My PhD thesis is a combination of detector work and physics analysis. I am involved with the Tile Calorimeter group, which is a sub-detector of ATLAS, and I mainly contribute to the upgrade, development and management of the data-acquisition software. This work allows us to operate the detector and collect data for physics analysis.

The discovery of the Standard Model Higgs boson has posed questions as to whether or not there is new physics beyond the Standard Model. The physics analysis that I'm working on mainly focuses on the search for a new heavy boson. This new boson would be much heavier than the Higgs boson and would be produced through the gluon–gluon fusion, decaying into a four-lepton final state in association with missing transverse energy.

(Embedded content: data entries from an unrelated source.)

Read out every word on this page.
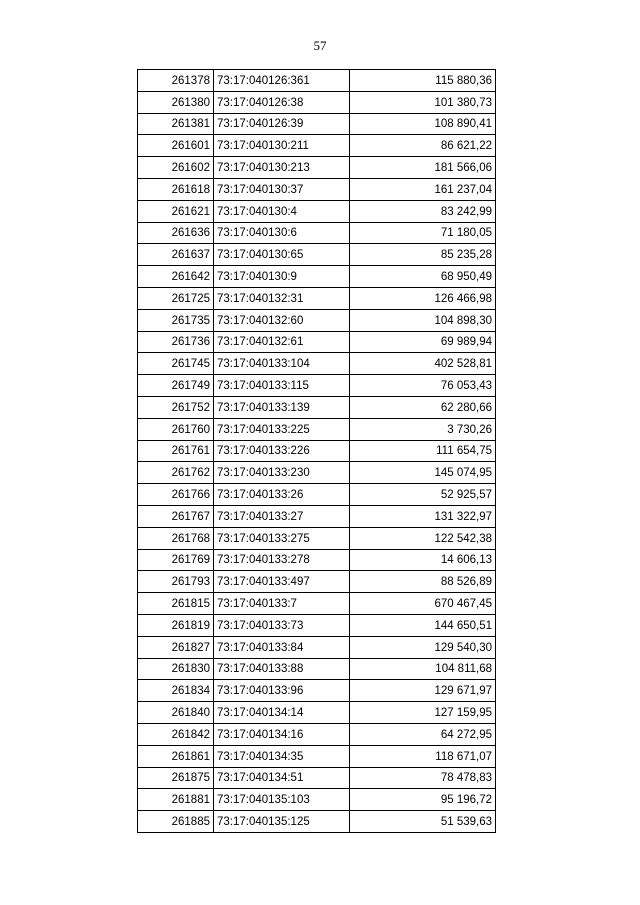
57
261378	73:17:040126:361	115 880,36
261380	73:17:040126:38	101 380,73
261381	73:17:040126:39	108 890,41
261601	73:17:040130:211	86 621,22
261602	73:17:040130:213	181 566,06
261618	73:17:040130:37	161 237,04
261621	73:17:040130:4	83 242,99
261636	73:17:040130:6	71 180,05
261637	73:17:040130:65	85 235,28
261642	73:17:040130:9	68 950,49
261725	73:17:040132:31	126 466,98
261735	73:17:040132:60	104 898,30
261736	73:17:040132:61	69 989,94
261745	73:17:040133:104	402 528,81
261749	73:17:040133:115	76 053,43
261752	73:17:040133:139	62 280,66
261760	73:17:040133:225	3 730,26
261761	73:17:040133:226	111 654,75
261762	73:17:040133:230	145 074,95
261766	73:17:040133:26	52 925,57
261767	73:17:040133:27	131 322,97
261768	73:17:040133:275	122 542,38
261769	73:17:040133:278	14 606,13
261793	73:17:040133:497	88 526,89
261815	73:17:040133:7	670 467,45
261819	73:17:040133:73	144 650,51
261827	73:17:040133:84	129 540,30
261830	73:17:040133:88	104 811,68
261834	73:17:040133:96	129 671,97
261840	73:17:040134:14	127 159,95
261842	73:17:040134:16	64 272,95
261861	73:17:040134:35	118 671,07
261875	73:17:040134:51	78 478,83
261881	73:17:040135:103	95 196,72
261885	73:17:040135:125	51 539,63
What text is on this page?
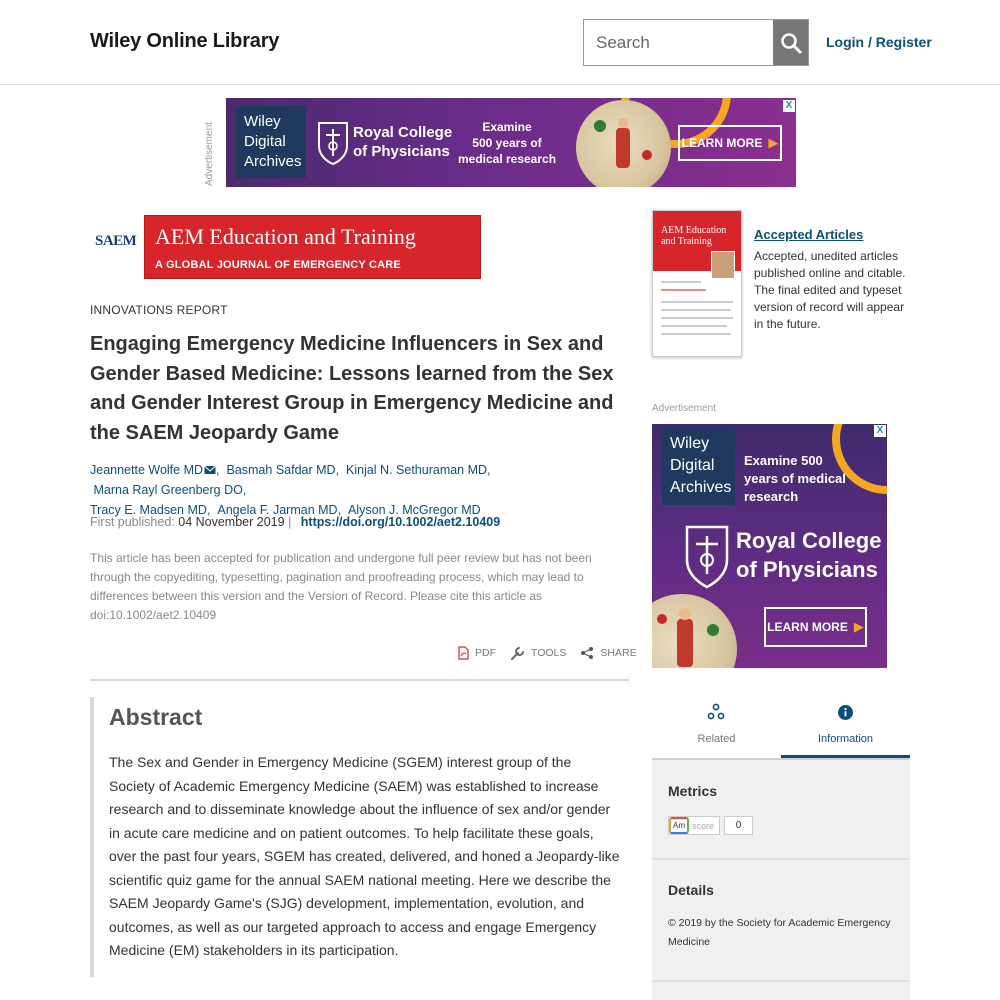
Wiley Online Library
Search	Login / Register
Advertisement
Wiley
Digital
Archives
Royal College
of Physicians
Examine
500 years of
medical research
LEARN MORE ▶
X
SAEM AEM Education and Training
A GLOBAL JOURNAL OF EMERGENCY CARE
INNOVATIONS REPORT
Engaging Emergency Medicine Influencers in Sex and Gender Based Medicine: Lessons learned from the Sex and Gender Interest Group in Emergency Medicine and the SAEM Jeopardy Game
Jeannette Wolfe MD , Basmah Safdar MD, Kinjal N. Sethuraman MD,  Marna Rayl Greenberg DO,
Tracy E. Madsen MD, Angela F. Jarman MD, Alyson J. McGregor MD
First published: 04 November 2019 | https://doi.org/10.1002/aet2.10409

This article has been accepted for publication and undergone full peer review but has not been through the copyediting, typesetting, pagination and proofreading process, which may lead to differences between this version and the Version of Record. Please cite this article as doi:10.1002/aet2.10409

PDF	TOOLS	SHARE
Abstract

The Sex and Gender in Emergency Medicine (SGEM) interest group of the Society of Academic Emergency Medicine (SAEM) was established to increase research and to disseminate knowledge about the influence of sex and/or gender in acute care medicine and on patient outcomes. To help facilitate these goals, over the past four years, SGEM has created, delivered, and honed a Jeopardy-like scientific quiz game for the annual SAEM national meeting. Here we describe the SAEM Jeopardy Game's (SJG) development, implementation, evolution, and outcomes, as well as our targeted approach to access and engage Emergency Medicine (EM) stakeholders in its participation.

AEM Education
and Training	Accepted Articles
Accepted, unedited articles published online and citable. The final edited and typeset version of record will appear in the future.
Advertisement
Wiley
Digital
Archives
Examine 500
years of medical
research
Royal College
of Physicians
LEARN MORE ▶
X
Related	Information
Metrics
Am score	0
Details
© 2019 by the Society for Academic Emergency Medicine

Along with my family and supervisors, I'd like to thank Lombard Odier and the CERN & Society Foundation for the ATLAS PhD Grant – not forgetting Peter and Fabiola for initiating this programme. It feels so great to work with the diverse community here at CERN. I've learned a lot throughout my past few years with ATLAS, and I continue to learn and grow.

* The 17 nationalities of ATLAS PhD Grant recipients so far: Argentina, Armenia, Australia, China, Ecuador, Germany, Italy, Morocco, Nepal, Pakistan, Portugal, Russia, Serbia, South Africa, Sweden, the United Kingdom and Zambia.